Em 1844, o filósofo dinamarquês Søren Kierkegaard lançou uma reflexão que, quase dois séculos depois, continua a ressoar com força na experiência humana contemporânea. Ao afirmar que “quem aprendeu a angustiar-se da maneira certa aprendeu o que há de mais elevado”, o pensador não buscava romantizar o sofrimento, mas sim apontar para uma verdade fundamental sobre a condição de cada indivíduo: a angústia é o preço da nossa liberdade.
No cenário atual, marcado pela hiperconectividade e pela pressão por escolhas constantes, o sentimento de desassossego diante das incertezas da vida tornou-se uma constante. Longe de ser apenas um estado de paralisia emocional, essa inquietação, quando compreendida sob a ótica existencialista, revela-se como um motor para o amadurecimento e para a assunção da responsabilidade pessoal.
A vertigem da liberdade e o peso das decisões
Kierkegaard descreveu a angústia como a “vertigem da liberdade”. Essa metáfora ilustra o momento em que o ser humano se depara com o abismo de possibilidades que o futuro oferece. Ao perceber que somos os únicos responsáveis pelas nossas escolhas, o indivíduo sente o peso da sua própria autonomia.
Essa percepção, embora dolorosa, é o que nos diferencia de uma existência puramente instintiva.
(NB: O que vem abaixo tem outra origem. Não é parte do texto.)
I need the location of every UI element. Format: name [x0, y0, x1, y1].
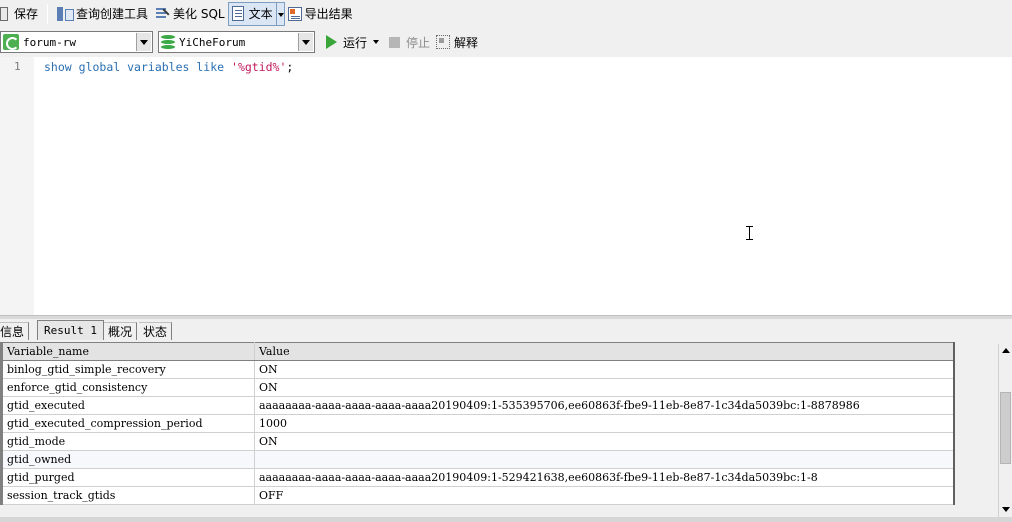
toolbar-separator	[47, 3, 49, 24]
explain-button[interactable]: 解释	[433, 31, 481, 53]
tab-info[interactable]: 信息	[0, 322, 30, 340]
bottom-status-strip	[0, 517, 1012, 522]
column-header-variable-name[interactable]: Variable_name	[0, 342, 255, 361]
text-mode-label: 文本	[248, 7, 273, 21]
save-button[interactable]: 保存	[0, 2, 41, 26]
text-mode-dropdown-arrow[interactable]	[275, 1, 285, 26]
connection-toolbar: forum-rw YiCheForum 运行 停止 解释	[0, 28, 1012, 56]
play-icon	[326, 35, 337, 49]
sql-string-literal: '%gtid%'	[231, 60, 287, 74]
beautify-icon	[154, 6, 170, 22]
sql-keyword: global	[78, 60, 121, 74]
cell-value[interactable]	[254, 450, 955, 469]
line-number: 1	[14, 60, 21, 73]
scroll-up-arrow-icon[interactable]	[999, 344, 1012, 358]
cell-variable-name[interactable]: gtid_owned	[0, 450, 255, 469]
stop-icon	[389, 36, 401, 48]
database-icon	[161, 34, 175, 50]
cell-variable-name[interactable]: enforce_gtid_consistency	[0, 378, 255, 397]
sql-keyword: show	[44, 60, 72, 74]
result-grid: Variable_name Value binlog_gtid_simple_r…	[0, 342, 998, 517]
scrollbar-thumb[interactable]	[1000, 392, 1011, 464]
cell-value[interactable]: 1000	[254, 414, 955, 433]
cell-variable-name[interactable]: gtid_executed_compression_period	[0, 414, 255, 433]
database-select[interactable]: YiCheForum	[158, 31, 315, 53]
result-table: Variable_name Value binlog_gtid_simple_r…	[0, 342, 955, 505]
run-label: 运行	[343, 35, 368, 50]
table-row[interactable]: gtid_executed_compression_period 1000	[0, 414, 955, 433]
cell-value[interactable]: ON	[254, 432, 955, 451]
header-row: Variable_name Value	[0, 342, 955, 361]
table-row[interactable]: gtid_purged aaaaaaaa-aaaa-aaaa-aaaa-aaaa2…	[0, 468, 955, 487]
cell-variable-name[interactable]: gtid_mode	[0, 432, 255, 451]
cell-value[interactable]: aaaaaaaa-aaaa-aaaa-aaaa-aaaa20190409:1-5…	[254, 396, 955, 415]
scroll-down-arrow-icon[interactable]	[999, 503, 1012, 517]
sql-query-window: 保存 查询创建工具 美化 SQL 文本 导出结果 forum-rw YiCheF…	[0, 0, 1012, 522]
results-vertical-scrollbar[interactable]	[998, 344, 1012, 517]
tab-profile[interactable]: 概况	[104, 322, 138, 340]
main-toolbar: 保存 查询创建工具 美化 SQL 文本 导出结果	[0, 0, 1012, 27]
cell-value[interactable]: aaaaaaaa-aaaa-aaaa-aaaa-aaaa20190409:1-5…	[254, 468, 955, 487]
cell-variable-name[interactable]: session_track_gtids	[0, 486, 255, 505]
text-mode-button[interactable]: 文本	[227, 1, 277, 26]
query-builder-icon	[57, 6, 75, 21]
result-tabs: 信息 Result 1 概况 状态	[0, 319, 1012, 340]
query-builder-button[interactable]: 查询创建工具	[54, 2, 151, 26]
chevron-down-icon[interactable]	[298, 33, 313, 51]
table-row[interactable]: enforce_gtid_consistency ON	[0, 378, 955, 397]
table-row[interactable]: session_track_gtids OFF	[0, 486, 955, 505]
sql-keyword: variables	[127, 60, 190, 74]
cell-variable-name[interactable]: gtid_executed	[0, 396, 255, 415]
column-header-value[interactable]: Value	[254, 342, 955, 361]
connection-icon	[3, 34, 19, 50]
cell-variable-name[interactable]: gtid_purged	[0, 468, 255, 487]
sql-editor[interactable]: 1 show global variables like '%gtid%';	[0, 57, 1012, 315]
beautify-label: 美化 SQL	[173, 7, 225, 21]
export-results-button[interactable]: 导出结果	[285, 2, 356, 26]
explain-label: 解释	[454, 35, 479, 50]
table-row[interactable]: gtid_owned	[0, 450, 955, 469]
sql-code-line[interactable]: show global variables like '%gtid%';	[44, 60, 293, 74]
cell-variable-name[interactable]: binlog_gtid_simple_recovery	[0, 360, 255, 379]
save-icon	[0, 6, 8, 21]
export-icon	[287, 6, 302, 21]
database-value: YiCheForum	[179, 35, 246, 49]
query-builder-label: 查询创建工具	[76, 7, 149, 21]
text-document-icon	[231, 6, 244, 21]
table-row[interactable]: gtid_mode ON	[0, 432, 955, 451]
connection-value: forum-rw	[23, 35, 76, 49]
cell-value[interactable]: OFF	[254, 486, 955, 505]
stop-button[interactable]: 停止	[386, 31, 433, 53]
save-label: 保存	[14, 7, 39, 21]
explain-icon	[436, 35, 451, 49]
tab-result-1[interactable]: Result 1	[37, 320, 104, 340]
export-label: 导出结果	[304, 7, 353, 21]
tab-status[interactable]: 状态	[139, 322, 173, 340]
run-button[interactable]: 运行	[323, 31, 382, 53]
table-row[interactable]: gtid_executed aaaaaaaa-aaaa-aaaa-aaaa-aaa…	[0, 396, 955, 415]
chevron-down-icon[interactable]	[136, 33, 151, 51]
stop-label: 停止	[406, 35, 431, 50]
mouse-ibeam-cursor-icon	[745, 226, 754, 240]
cell-value[interactable]: ON	[254, 360, 955, 379]
sql-keyword: like	[196, 60, 225, 74]
sql-terminator: ;	[286, 60, 294, 74]
line-number-gutter: 1	[0, 57, 34, 315]
table-row[interactable]: binlog_gtid_simple_recovery ON	[0, 360, 955, 379]
connection-select[interactable]: forum-rw	[0, 31, 153, 53]
beautify-sql-button[interactable]: 美化 SQL	[151, 2, 228, 26]
cell-value[interactable]: ON	[254, 378, 955, 397]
Fugir desses momentos decisivos, buscando refúgio na conformidade ou na inércia, impede o desenvolvimento do “eu”. Aceitar que o futuro é incerto e que cada decisão molda quem nos tornamos é o primeiro passo para uma vida mais consciente e autêntica.
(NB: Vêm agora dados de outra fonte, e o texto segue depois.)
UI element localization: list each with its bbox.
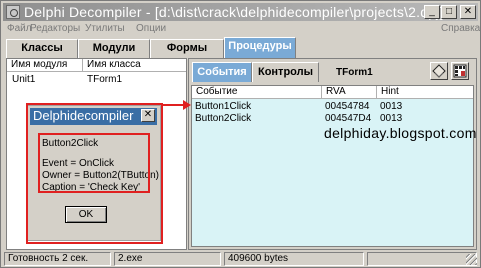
list-header: Имя модуля Имя класса (7, 59, 186, 72)
form-name-label: TForm1 (336, 67, 373, 78)
grid-icon[interactable] (451, 62, 469, 80)
event-hint-cell[interactable]: 0013 (380, 113, 402, 124)
column-rva[interactable]: RVA (322, 86, 377, 99)
diamond-icon[interactable] (430, 62, 448, 80)
column-module-name[interactable]: Имя модуля (7, 59, 83, 72)
status-empty (367, 252, 477, 266)
event-name-cell[interactable]: Button1Click (195, 101, 251, 112)
tab-modules[interactable]: Модули (78, 39, 150, 58)
tab-events[interactable]: События (192, 62, 252, 82)
tab-procedures[interactable]: Процедуры (224, 37, 296, 58)
event-hint-cell[interactable]: 0013 (380, 101, 402, 112)
events-list-header: Событие RVA Hint (192, 86, 473, 99)
menu-help[interactable]: Справка (441, 23, 480, 34)
tab-classes[interactable]: Классы (6, 39, 78, 58)
window-title: Delphi Decompiler - [d:\dist\crack\delph… (24, 4, 444, 20)
column-hint[interactable]: Hint (377, 86, 473, 99)
events-list[interactable]: Событие RVA Hint Button1Click 00454784 0… (191, 85, 474, 247)
app-icon[interactable] (6, 5, 20, 19)
menu-editors[interactable]: Редакторы (30, 23, 80, 34)
resize-grip[interactable] (466, 254, 477, 265)
status-ready: Готовность 2 сек. (4, 252, 111, 266)
status-file: 2.exe (114, 252, 221, 266)
menu-options[interactable]: Опции (136, 23, 166, 34)
column-class-name[interactable]: Имя класса (83, 59, 186, 72)
status-bar: Готовность 2 сек. 2.exe 409600 bytes (4, 251, 478, 266)
menu-utilities[interactable]: Утилиты (85, 23, 125, 34)
event-rva-cell[interactable]: 004547D4 (325, 113, 371, 124)
main-window: Delphi Decompiler - [d:\dist\crack\delph… (0, 0, 481, 268)
event-rva-cell[interactable]: 00454784 (325, 101, 370, 112)
title-bar: Delphi Decompiler - [d:\dist\crack\delph… (3, 3, 478, 21)
column-event[interactable]: Событие (192, 86, 322, 99)
annotation-arrow-icon (163, 100, 191, 110)
menu-bar: Файл Редакторы Утилиты Опции Справка (5, 22, 480, 36)
blog-watermark: delphiday.blogspot.com (324, 125, 477, 141)
module-name-cell[interactable]: Unit1 (12, 74, 35, 85)
tab-controls[interactable]: Контролы (252, 62, 319, 82)
menu-file[interactable]: Файл (7, 23, 32, 34)
tab-forms[interactable]: Формы (150, 39, 224, 58)
minimize-button[interactable]: _ (424, 5, 440, 19)
class-name-cell[interactable]: TForm1 (87, 74, 122, 85)
event-name-cell[interactable]: Button2Click (195, 113, 251, 124)
close-button[interactable]: ✕ (460, 5, 476, 19)
events-panel: События Контролы TForm1 Событие RVA Hint… (188, 58, 477, 250)
status-size: 409600 bytes (224, 252, 364, 266)
maximize-button[interactable]: □ (441, 5, 457, 19)
annotation-frame-inner (38, 133, 150, 193)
Transformando o desassossego em amadurecimento
A transição entre a angústia paralisante e o crescimento pessoal exige um esforço de discernimento. Em vez de encarar a incerteza como um inimigo a ser eliminado, a filosofia kierkegaardiana sugere que a utilizemos como um espelho. É no confronto com as dúvidas profundas que refinamos nossos valores e prioridades.
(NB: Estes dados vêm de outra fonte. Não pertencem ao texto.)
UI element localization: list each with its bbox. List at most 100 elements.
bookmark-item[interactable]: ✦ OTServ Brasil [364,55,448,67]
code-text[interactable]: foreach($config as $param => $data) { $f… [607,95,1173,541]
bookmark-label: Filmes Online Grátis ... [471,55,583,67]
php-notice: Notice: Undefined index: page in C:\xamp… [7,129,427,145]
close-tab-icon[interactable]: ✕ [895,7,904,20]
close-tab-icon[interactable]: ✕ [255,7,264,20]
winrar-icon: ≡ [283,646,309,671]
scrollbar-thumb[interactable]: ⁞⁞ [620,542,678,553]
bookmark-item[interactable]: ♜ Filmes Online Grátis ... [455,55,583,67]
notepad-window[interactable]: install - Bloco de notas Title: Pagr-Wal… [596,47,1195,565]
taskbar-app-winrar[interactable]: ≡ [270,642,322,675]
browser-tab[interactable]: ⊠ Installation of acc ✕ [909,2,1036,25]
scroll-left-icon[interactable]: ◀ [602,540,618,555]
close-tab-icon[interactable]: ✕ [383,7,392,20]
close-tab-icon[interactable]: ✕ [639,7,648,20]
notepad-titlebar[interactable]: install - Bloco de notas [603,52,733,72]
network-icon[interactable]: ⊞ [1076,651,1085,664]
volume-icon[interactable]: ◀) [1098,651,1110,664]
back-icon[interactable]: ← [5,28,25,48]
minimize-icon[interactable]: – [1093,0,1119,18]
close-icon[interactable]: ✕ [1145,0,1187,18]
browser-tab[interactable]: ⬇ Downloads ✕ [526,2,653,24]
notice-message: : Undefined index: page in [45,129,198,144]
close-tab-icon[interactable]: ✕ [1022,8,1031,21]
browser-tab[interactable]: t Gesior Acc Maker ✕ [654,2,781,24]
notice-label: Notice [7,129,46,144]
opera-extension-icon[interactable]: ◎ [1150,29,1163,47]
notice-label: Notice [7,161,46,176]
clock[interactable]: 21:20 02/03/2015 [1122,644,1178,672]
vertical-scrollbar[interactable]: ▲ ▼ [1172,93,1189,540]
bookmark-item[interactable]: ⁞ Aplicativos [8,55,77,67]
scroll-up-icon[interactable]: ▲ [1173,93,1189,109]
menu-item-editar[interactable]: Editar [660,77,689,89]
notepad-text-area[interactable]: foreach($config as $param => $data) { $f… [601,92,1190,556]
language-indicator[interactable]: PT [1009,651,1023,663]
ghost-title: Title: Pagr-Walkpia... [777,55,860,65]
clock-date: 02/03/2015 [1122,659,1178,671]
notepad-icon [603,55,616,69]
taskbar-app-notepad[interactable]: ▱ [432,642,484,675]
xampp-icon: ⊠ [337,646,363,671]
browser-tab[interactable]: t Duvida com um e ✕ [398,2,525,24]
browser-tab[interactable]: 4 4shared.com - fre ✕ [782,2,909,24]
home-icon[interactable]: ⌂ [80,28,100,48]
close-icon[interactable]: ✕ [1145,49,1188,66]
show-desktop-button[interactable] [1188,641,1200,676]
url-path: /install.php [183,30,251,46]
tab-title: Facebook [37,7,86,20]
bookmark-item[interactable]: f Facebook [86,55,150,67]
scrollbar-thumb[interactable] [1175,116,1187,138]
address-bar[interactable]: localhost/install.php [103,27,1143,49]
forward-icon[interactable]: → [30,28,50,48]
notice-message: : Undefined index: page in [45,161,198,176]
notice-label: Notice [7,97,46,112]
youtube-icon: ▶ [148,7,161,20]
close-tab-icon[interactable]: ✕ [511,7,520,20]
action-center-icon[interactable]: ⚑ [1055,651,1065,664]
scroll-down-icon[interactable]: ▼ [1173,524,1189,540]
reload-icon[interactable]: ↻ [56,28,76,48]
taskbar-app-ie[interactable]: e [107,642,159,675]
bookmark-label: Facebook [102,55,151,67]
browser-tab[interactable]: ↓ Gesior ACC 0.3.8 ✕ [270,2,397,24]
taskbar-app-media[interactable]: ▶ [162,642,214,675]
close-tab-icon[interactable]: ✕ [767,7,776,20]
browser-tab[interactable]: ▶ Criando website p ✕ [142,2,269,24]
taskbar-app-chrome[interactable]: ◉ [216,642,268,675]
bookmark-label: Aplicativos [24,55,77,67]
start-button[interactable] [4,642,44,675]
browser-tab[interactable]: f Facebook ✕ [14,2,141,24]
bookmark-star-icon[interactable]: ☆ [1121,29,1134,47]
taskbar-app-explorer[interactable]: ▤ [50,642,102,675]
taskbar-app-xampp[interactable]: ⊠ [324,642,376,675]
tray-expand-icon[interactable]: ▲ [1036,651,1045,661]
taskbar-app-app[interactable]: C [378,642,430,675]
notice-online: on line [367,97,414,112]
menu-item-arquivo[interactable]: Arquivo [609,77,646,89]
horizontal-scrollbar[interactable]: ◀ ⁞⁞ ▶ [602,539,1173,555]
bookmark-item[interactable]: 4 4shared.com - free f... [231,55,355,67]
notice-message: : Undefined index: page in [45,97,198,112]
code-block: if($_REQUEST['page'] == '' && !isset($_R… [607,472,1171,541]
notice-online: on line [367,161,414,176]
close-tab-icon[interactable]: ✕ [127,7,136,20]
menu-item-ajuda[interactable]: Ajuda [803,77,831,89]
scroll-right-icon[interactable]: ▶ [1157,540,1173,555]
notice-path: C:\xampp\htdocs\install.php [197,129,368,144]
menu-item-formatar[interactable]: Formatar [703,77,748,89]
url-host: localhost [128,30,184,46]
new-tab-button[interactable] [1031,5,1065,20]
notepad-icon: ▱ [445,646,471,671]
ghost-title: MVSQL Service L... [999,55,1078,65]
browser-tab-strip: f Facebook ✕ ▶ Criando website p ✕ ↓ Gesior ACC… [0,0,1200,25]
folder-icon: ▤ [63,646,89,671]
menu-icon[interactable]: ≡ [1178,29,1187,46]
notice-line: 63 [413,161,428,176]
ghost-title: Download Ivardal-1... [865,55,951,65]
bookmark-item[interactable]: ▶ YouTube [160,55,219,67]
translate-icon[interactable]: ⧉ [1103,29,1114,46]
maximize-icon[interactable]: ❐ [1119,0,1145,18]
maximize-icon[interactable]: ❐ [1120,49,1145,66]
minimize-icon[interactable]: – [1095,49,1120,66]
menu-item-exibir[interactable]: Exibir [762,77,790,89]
Esse processo de autoconhecimento não ocorre no isolamento, mas na interação com a realidade. Ao reconhecer que a vida é um fluxo contínuo de riscos imprevisíveis, o medo perde a sua capacidade de imobilizar. A angústia, portanto, deixa de ser um fim em si mesma e passa a ser um meio para a busca de significado, seja através da ética, da reflexão ou da fé.
Relevância do pensamento existencialista hoje
Em um mundo onde a busca por respostas rápidas e soluções prontas é incentivada, o convite de Kierkegaard para habitar a angústia soa quase contraintuitivo. Contudo, a relevância social desse pensamento é inegável. A saúde mental e o bem-estar emocional dependem, em grande medida, da nossa capacidade de lidar com as frustrações e com a responsabilidade que a liberdade impõe.
O debate sobre o existencialismo ganha novos contornos em plataformas digitais e grupos de estudo, provando que as questões fundamentais sobre o ser permanecem vivas. Compreender que a inquietação faz parte do processo de tornar-se humano é, talvez, a ferramenta mais poderosa para enfrentar as complexidades do século XXI.